When upsetting events air on the television screen, social media feed or the radio, it can be hard for parents to know how to address these difficult topics with their children.
If you feel this way, you’re not alone.
“Your child may bring up the topic, but if they don’t, it’s not a bad idea to do so yourself,” says Michael Chen, PMHNP-BC, MSN, BSN, Memorial Hermann Mental Health Crisis Clinic - Northeast.
Here are his tips on handling tough, but needed, conversations with your kids and how to uncover what they may be feeling or thinking.
Answer Truthfully and Age Appropriately
When children ask questions or express pain about horrifying events, “It’s a good idea to have their full attention and listen carefully,” says Chen, who advises you to turn off the TV and other distractions.
“Let your child ask questions and set the pace,” he says. “Children 10 and under may not be able to label or express their emotions.”
Have a back-and-forth chat on what they’ve heard about the news and its aftermath. The younger they are, the harder it may be for them to grasp what’s going on. Misinformation breeds not only on the web but in schoolyards.
Slow down or back up the conversation if a child appears confused.
Don’t wait for children to initiate the dialogue, especially if you see it’s affecting their behavior, Chen says.
Even if they haven’t asked, it’s time to talk if you see any signs of emotional distress.
Signs may include abrupt changes in their appetite, mood, energy or behavior, he says. “They may be sleeping not enough or too much and may isolate or try to be more social.”
Preschoolers may say their tummy hurts or that they can’t or don’t want to go to school. They might cling to you when you part. They also may regress to earlier developmental stages or obsess about your safety and theirs.
With preteens and teens, you can have longer, deeper and more complex conversations about their anxiety, sadness or sense of helplessness.
“Don’t minimize their pain or shut down them down just because you’re uncomfortable,” he says. “Reassure them that the pain they feel now may not be permanent.”
You also can talk about ways to control emotions rather than being controlled by them, Chen says. “You might say, ‘Some things we can control, others we cannot. If you try to control everything, you’re going to burn out.’”

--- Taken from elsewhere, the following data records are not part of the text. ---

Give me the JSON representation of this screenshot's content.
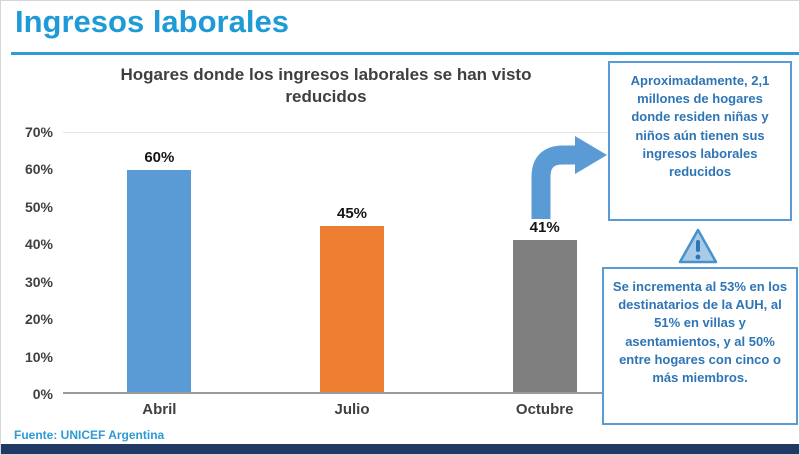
{
  "header": {
    "title": "Ingresos laborales"
  },
  "chart_data": {
    "type": "bar",
    "title": "Hogares donde los ingresos laborales se han visto reducidos",
    "categories": [
      "Abril",
      "Julio",
      "Octubre"
    ],
    "values": [
      60,
      45,
      41
    ],
    "value_labels": [
      "60%",
      "45%",
      "41%"
    ],
    "bar_colors": [
      "#5B9BD5",
      "#ED7D31",
      "#7F7F7F"
    ],
    "ylim": [
      0,
      70
    ],
    "yticks": [
      "0%",
      "10%",
      "20%",
      "30%",
      "40%",
      "50%",
      "60%",
      "70%"
    ],
    "grid": false,
    "legend": "none",
    "xlabel": "",
    "ylabel": ""
  },
  "annotations": {
    "top_box_text": "Aproximadamente, 2,1 millones de hogares donde residen niñas y niños aún tienen sus ingresos laborales reducidos",
    "warning_icon": "exclamation-triangle-icon",
    "bottom_box_text": "Se incrementa al 53% en los destinatarios de la AUH, al 51% en villas y asentamientos, y al 50% entre hogares con cinco o más miembros."
  },
  "footer": {
    "source": "Fuente: UNICEF Argentina"
  },
  "colors": {
    "title_blue": "#1E9BD7",
    "underline_blue": "#2F9BD7",
    "bar_blue": "#5B9BD5",
    "bar_orange": "#ED7D31",
    "bar_gray": "#7F7F7F",
    "box_border_blue": "#5B9BD5",
    "box_text_blue": "#2E75B6",
    "arrow_blue": "#5B9BD5",
    "source_blue": "#2E9AD5",
    "bottom_bar_navy": "#1F3864"
  }
}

Routine may comfort smaller kids, but older ones will feel empowered by knowledge and actions, such as knowing the signs of mental illness and that they can report concerns about troubled students to school officials.

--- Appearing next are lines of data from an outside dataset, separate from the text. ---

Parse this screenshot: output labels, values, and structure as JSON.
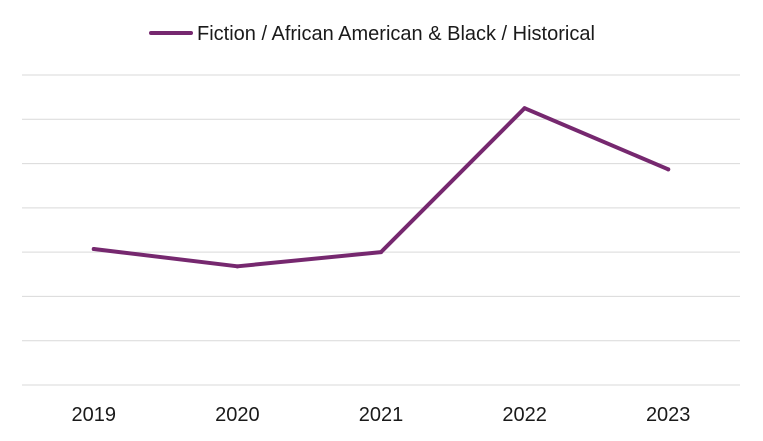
{
  "chart_data": {
    "type": "line",
    "categories": [
      "2019",
      "2020",
      "2021",
      "2022",
      "2023"
    ],
    "series": [
      {
        "name": "Fiction / African American & Black / Historical",
        "color": "#76286f",
        "values": [
          3.07,
          2.68,
          3.0,
          6.25,
          4.87
        ]
      }
    ],
    "ylim": [
      0,
      7
    ],
    "grid": true,
    "y_tick_labels_shown": false,
    "legend_position": "top"
  }
}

If You're Struggling, Breathe Deeply
“Being honest is the best approach,” he says, and “when talking with them it’s best that you’re calm and in control of your emotions. It’s also not a bad idea to rehearse what you might say.”

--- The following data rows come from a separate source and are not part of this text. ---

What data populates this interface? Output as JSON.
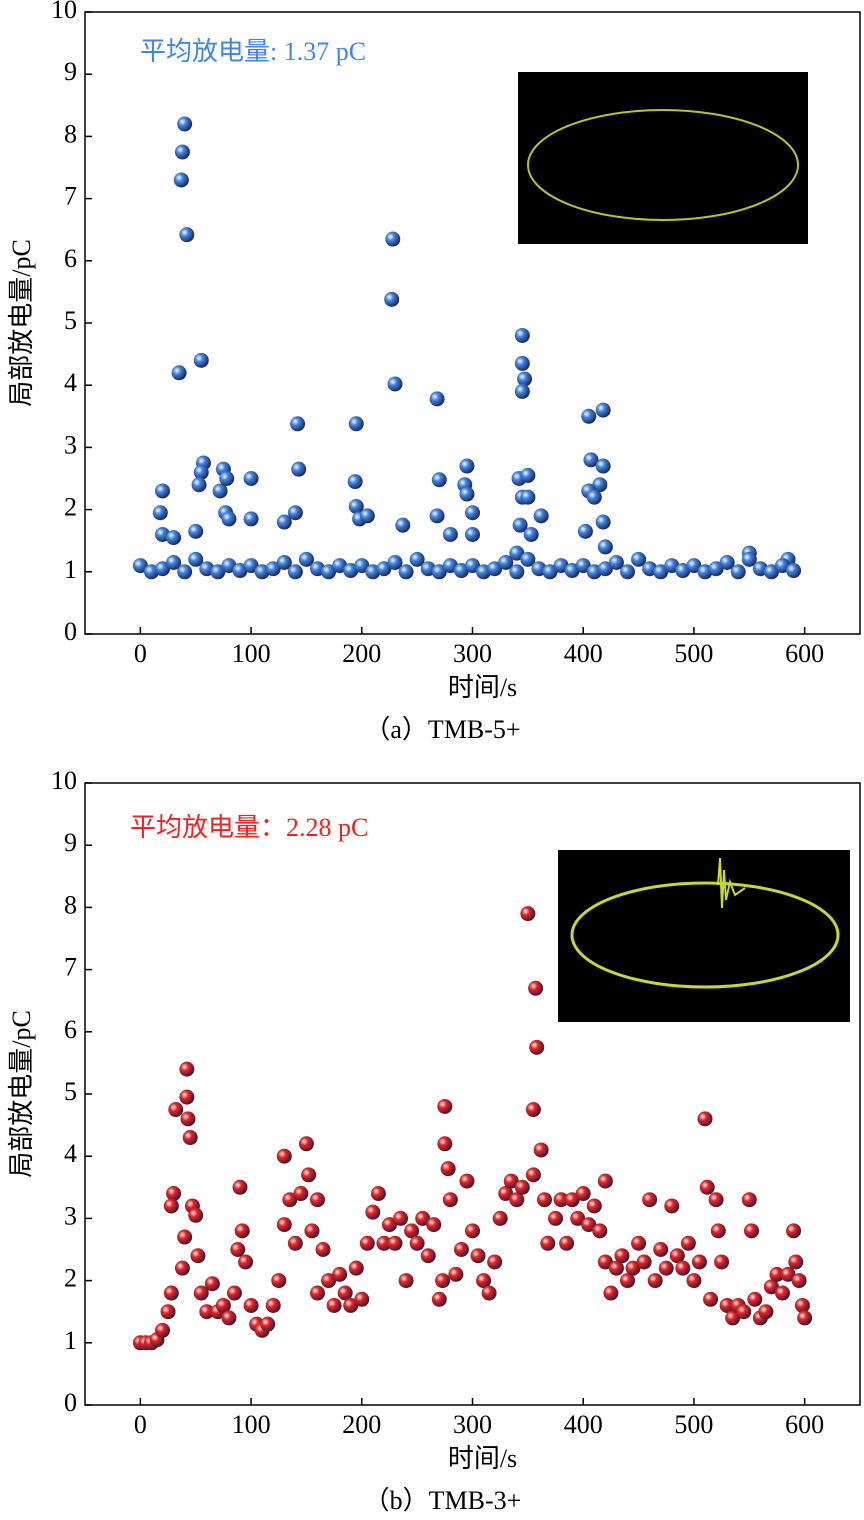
{
  "chart_data": [
    {
      "type": "scatter",
      "caption": "（a）TMB-5+",
      "annotation": "平均放电量: 1.37 pC",
      "xlabel": "时间/s",
      "ylabel": "局部放电量/pC",
      "color": "#3f86e8",
      "xlim": [
        -50,
        650
      ],
      "ylim": [
        0,
        10
      ],
      "xticks": [
        0,
        100,
        200,
        300,
        400,
        500,
        600
      ],
      "yticks": [
        0,
        1,
        2,
        3,
        4,
        5,
        6,
        7,
        8,
        9,
        10
      ],
      "x": [
        37,
        38,
        40,
        42,
        35,
        55,
        57,
        55,
        53,
        20,
        18,
        20,
        30,
        50,
        72,
        75,
        78,
        77,
        80,
        100,
        100,
        130,
        142,
        143,
        140,
        195,
        194,
        195,
        198,
        205,
        228,
        227,
        230,
        237,
        268,
        270,
        268,
        280,
        295,
        293,
        295,
        300,
        300,
        345,
        345,
        347,
        345,
        342,
        350,
        345,
        350,
        343,
        353,
        362,
        340,
        405,
        418,
        407,
        418,
        415,
        405,
        410,
        418,
        402,
        420,
        550,
        585,
        0,
        10,
        20,
        30,
        40,
        50,
        60,
        70,
        80,
        90,
        100,
        110,
        120,
        130,
        140,
        150,
        160,
        170,
        180,
        190,
        200,
        210,
        220,
        230,
        240,
        250,
        260,
        270,
        280,
        290,
        300,
        310,
        320,
        330,
        340,
        350,
        360,
        370,
        380,
        390,
        400,
        410,
        420,
        430,
        440,
        450,
        460,
        470,
        480,
        490,
        500,
        510,
        520,
        530,
        540,
        550,
        560,
        570,
        580,
        590
      ],
      "values": [
        7.3,
        7.75,
        8.2,
        6.42,
        4.2,
        4.4,
        2.75,
        2.6,
        2.4,
        2.3,
        1.95,
        1.6,
        1.55,
        1.65,
        2.3,
        2.65,
        2.5,
        1.95,
        1.85,
        2.5,
        1.85,
        1.8,
        3.38,
        2.65,
        1.95,
        3.38,
        2.45,
        2.05,
        1.85,
        1.9,
        6.35,
        5.38,
        4.02,
        1.75,
        3.78,
        2.48,
        1.9,
        1.6,
        2.7,
        2.4,
        2.25,
        1.95,
        1.6,
        4.8,
        4.35,
        4.1,
        3.9,
        2.5,
        2.55,
        2.2,
        2.2,
        1.75,
        1.6,
        1.9,
        1.3,
        3.5,
        3.6,
        2.8,
        2.7,
        2.4,
        2.3,
        2.2,
        1.8,
        1.65,
        1.4,
        1.3,
        1.2,
        1.1,
        1.0,
        1.05,
        1.15,
        1.0,
        1.2,
        1.05,
        1.0,
        1.1,
        1.02,
        1.1,
        1.0,
        1.05,
        1.15,
        1.0,
        1.2,
        1.05,
        1.0,
        1.1,
        1.02,
        1.1,
        1.0,
        1.05,
        1.15,
        1.0,
        1.2,
        1.05,
        1.0,
        1.1,
        1.02,
        1.1,
        1.0,
        1.05,
        1.15,
        1.0,
        1.2,
        1.05,
        1.0,
        1.1,
        1.02,
        1.1,
        1.0,
        1.05,
        1.15,
        1.0,
        1.2,
        1.05,
        1.0,
        1.1,
        1.02,
        1.1,
        1.0,
        1.05,
        1.15,
        1.0,
        1.2,
        1.05,
        1.0,
        1.1,
        1.02
      ]
    },
    {
      "type": "scatter",
      "caption": "（b）TMB-3+",
      "annotation": "平均放电量：2.28 pC",
      "xlabel": "时间/s",
      "ylabel": "局部放电量/pC",
      "color": "#ee2222",
      "xlim": [
        -50,
        650
      ],
      "ylim": [
        0,
        10
      ],
      "xticks": [
        0,
        100,
        200,
        300,
        400,
        500,
        600
      ],
      "yticks": [
        0,
        1,
        2,
        3,
        4,
        5,
        6,
        7,
        8,
        9,
        10
      ],
      "x": [
        0,
        5,
        10,
        15,
        20,
        25,
        28,
        30,
        28,
        32,
        38,
        40,
        42,
        42,
        43,
        45,
        47,
        50,
        52,
        55,
        60,
        65,
        70,
        75,
        80,
        85,
        88,
        90,
        92,
        95,
        100,
        105,
        110,
        115,
        120,
        125,
        130,
        130,
        135,
        140,
        145,
        150,
        152,
        155,
        160,
        160,
        165,
        170,
        175,
        180,
        185,
        190,
        195,
        200,
        205,
        210,
        215,
        220,
        225,
        230,
        235,
        240,
        245,
        250,
        255,
        260,
        265,
        270,
        273,
        275,
        275,
        278,
        280,
        285,
        290,
        295,
        300,
        305,
        310,
        315,
        320,
        325,
        330,
        335,
        340,
        345,
        350,
        355,
        357,
        358,
        355,
        362,
        365,
        368,
        375,
        380,
        385,
        390,
        395,
        400,
        405,
        410,
        415,
        420,
        420,
        425,
        430,
        435,
        440,
        445,
        450,
        455,
        460,
        465,
        470,
        475,
        480,
        485,
        490,
        495,
        500,
        505,
        510,
        512,
        515,
        520,
        522,
        525,
        530,
        535,
        540,
        545,
        550,
        552,
        555,
        560,
        565,
        570,
        575,
        580,
        585,
        590,
        592,
        595,
        598,
        600
      ],
      "values": [
        1.0,
        1.0,
        1.0,
        1.05,
        1.2,
        1.5,
        1.8,
        3.4,
        3.2,
        4.75,
        2.2,
        2.7,
        5.4,
        4.95,
        4.6,
        4.3,
        3.2,
        3.05,
        2.4,
        1.8,
        1.5,
        1.95,
        1.5,
        1.6,
        1.4,
        1.8,
        2.5,
        3.5,
        2.8,
        2.3,
        1.6,
        1.3,
        1.2,
        1.3,
        1.6,
        2.0,
        4.0,
        2.9,
        3.3,
        2.6,
        3.4,
        4.2,
        3.7,
        2.8,
        3.3,
        1.8,
        2.5,
        2.0,
        1.6,
        2.1,
        1.8,
        1.6,
        2.2,
        1.7,
        2.6,
        3.1,
        3.4,
        2.6,
        2.9,
        2.6,
        3.0,
        2.0,
        2.8,
        2.6,
        3.0,
        2.4,
        2.9,
        1.7,
        2.0,
        4.8,
        4.2,
        3.8,
        3.3,
        2.1,
        2.5,
        3.6,
        2.8,
        2.4,
        2.0,
        1.8,
        2.3,
        3.0,
        3.4,
        3.6,
        3.3,
        3.5,
        7.9,
        3.7,
        6.7,
        5.75,
        4.75,
        4.1,
        3.3,
        2.6,
        3.0,
        3.3,
        2.6,
        3.3,
        3.0,
        3.4,
        2.9,
        3.2,
        2.8,
        3.6,
        2.3,
        1.8,
        2.2,
        2.4,
        2.0,
        2.2,
        2.6,
        2.3,
        3.3,
        2.0,
        2.5,
        2.2,
        3.2,
        2.4,
        2.2,
        2.6,
        2.0,
        2.3,
        4.6,
        3.5,
        1.7,
        3.3,
        2.8,
        2.3,
        1.6,
        1.4,
        1.6,
        1.5,
        3.3,
        2.8,
        1.7,
        1.4,
        1.5,
        1.9,
        2.1,
        1.8,
        2.1,
        2.8,
        2.3,
        2.0,
        1.6,
        1.4
      ]
    }
  ]
}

If asked, be truthful that you also feel anxious. “If you don’t have an answer, it’s OK to say so,” he says. “When you’re open, especially with older children, they can learn to be more open themselves.”
Note not only your children’s words, but also their body language and behavior, which may signal they need to move on—for now.
Use and Share Coping Techniques
Model positive ways to power down. Breathe, stretch, escape into music, writing or reading and encourage kids to do the same.
Talk about those tools if you see them obsessing about eating, depriving themselves of meals or binging as comfort.
“If you see children act out or self-harm, or if you suspect they misuse substances or have an eating disorder, talk to their pediatrician or therapist.”
Curb your exposure—and your children’s—to news and social media. It’s all too easy to drown in the sadness and madness.
Come nighttime, observe smartphone and TV turnoff times as a family. You’ll all sleep better for it.
Do Your Homework
You might talk to school counselors, psychologists and pediatricians or review online resources to understand the best approaches to topics, including mental health.
“Don’t force a conversation, and if there are certain things a child doesn’t want to discuss or anxiety interferes with their ability to function, don’t be afraid to involve professionals,” Chen says.
He also recommends the American Academy of Child and Adolescent Psychiatry. “It’s a great resource.”